The reason for these omissions? The major parties are scared, says Worthy. "They saw what happened when Ross Perot ran. They decided by taking control of the process they could set the bar as high as they wanted."

"The third parties would add a lot to the debate," says Moore. "`U.S. Senate candidate` Scott Jameson wants to find alternatives to income tax, but you're not going to hear it. To keep a political movement functioning in a dynamic way is not easy."

It's nearly impossible without the well-moneyed contributors — or personal wealth. (Republican John Barger, who is running against state Representative Mike Villarreal in District 123, owns radio station KMFR, and can place political ads ad nauseum.) "The whole thing is about access to politics and media through large corporate donations," explains Green Ken Stahl. "Ralph Nader was correct when he said citizens' voices have been shut out over the last 20 years because corporations and wealth determine political discourse. We don't have the wealth or the machinery to run those campaigns; it's remarkable we even got on the ballot."

The future of third parties
Third parties are lobbying for instant runoff, a system where voters rank their candidates, to address the problem of spoiling elections.

"We have a two-party system and you have to work with them," says Democrat Darby Riley. "It's going to be tough to get the legislature to change the system that put them in office."

Third parties grow when voter malaise, the unpopular war, and corporate corruption continue to send voters to the margins. Greens and Libs someday the margins will be as viable as the dominant parties.

"We're on the front lines; I take pride in that," notes Worthy. "If I wanted to be on the winning side I could cast a mindless vote and pull a straight party lever. It's not about being on the winning side; it's about voting your conscience."

The Greens and Libertarians who win races must prove their mettle. "The Green party has to prove it can be trusted with public policy," says Stahl. "Those who achieved office are going to be watched to know whether we're hypocrites or not."
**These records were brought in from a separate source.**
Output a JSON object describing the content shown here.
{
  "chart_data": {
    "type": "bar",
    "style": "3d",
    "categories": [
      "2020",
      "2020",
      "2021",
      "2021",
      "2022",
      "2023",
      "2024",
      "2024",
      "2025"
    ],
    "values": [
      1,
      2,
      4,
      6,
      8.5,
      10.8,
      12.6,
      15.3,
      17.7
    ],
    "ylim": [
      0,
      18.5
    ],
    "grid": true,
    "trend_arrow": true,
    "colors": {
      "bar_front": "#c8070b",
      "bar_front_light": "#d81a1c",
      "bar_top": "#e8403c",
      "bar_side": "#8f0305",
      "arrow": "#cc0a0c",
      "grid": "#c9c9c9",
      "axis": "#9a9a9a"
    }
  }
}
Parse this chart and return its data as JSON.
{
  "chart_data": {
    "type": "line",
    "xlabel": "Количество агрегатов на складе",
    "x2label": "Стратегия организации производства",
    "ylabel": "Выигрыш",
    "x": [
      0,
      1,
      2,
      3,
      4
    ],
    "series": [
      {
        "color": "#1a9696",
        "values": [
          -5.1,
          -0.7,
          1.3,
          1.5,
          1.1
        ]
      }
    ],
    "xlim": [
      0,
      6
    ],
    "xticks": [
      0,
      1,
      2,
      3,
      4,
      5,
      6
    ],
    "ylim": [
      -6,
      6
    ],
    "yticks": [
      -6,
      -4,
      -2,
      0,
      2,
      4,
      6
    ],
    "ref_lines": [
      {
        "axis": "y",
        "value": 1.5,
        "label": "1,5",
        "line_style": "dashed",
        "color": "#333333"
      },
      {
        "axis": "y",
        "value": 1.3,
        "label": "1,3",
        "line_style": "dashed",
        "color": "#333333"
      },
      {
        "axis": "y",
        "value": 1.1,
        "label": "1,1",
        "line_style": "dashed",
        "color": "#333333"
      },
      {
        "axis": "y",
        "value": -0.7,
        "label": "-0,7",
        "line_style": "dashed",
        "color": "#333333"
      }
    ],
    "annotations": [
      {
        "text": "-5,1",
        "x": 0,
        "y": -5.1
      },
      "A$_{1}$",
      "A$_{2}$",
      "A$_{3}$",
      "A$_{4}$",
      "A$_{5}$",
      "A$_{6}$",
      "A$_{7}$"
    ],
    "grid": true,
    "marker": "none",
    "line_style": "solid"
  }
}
Ironically, the Greens' and Libs' success could pit the upstarts against one another, by splitting the protest vote. "There are some fears about ballot status," explains Moore, a Libertarian. "When we split the vote, are either of our parties going to requalify? We have no idea how that's going to fall." Whether you're casting a protest vote or voting your conscience, the Bexar County ballot offers candidate choices. The two-party system is failing America, and the minor parties — if allowed into the public discourse — may ultimately prove they are the real voice of the people.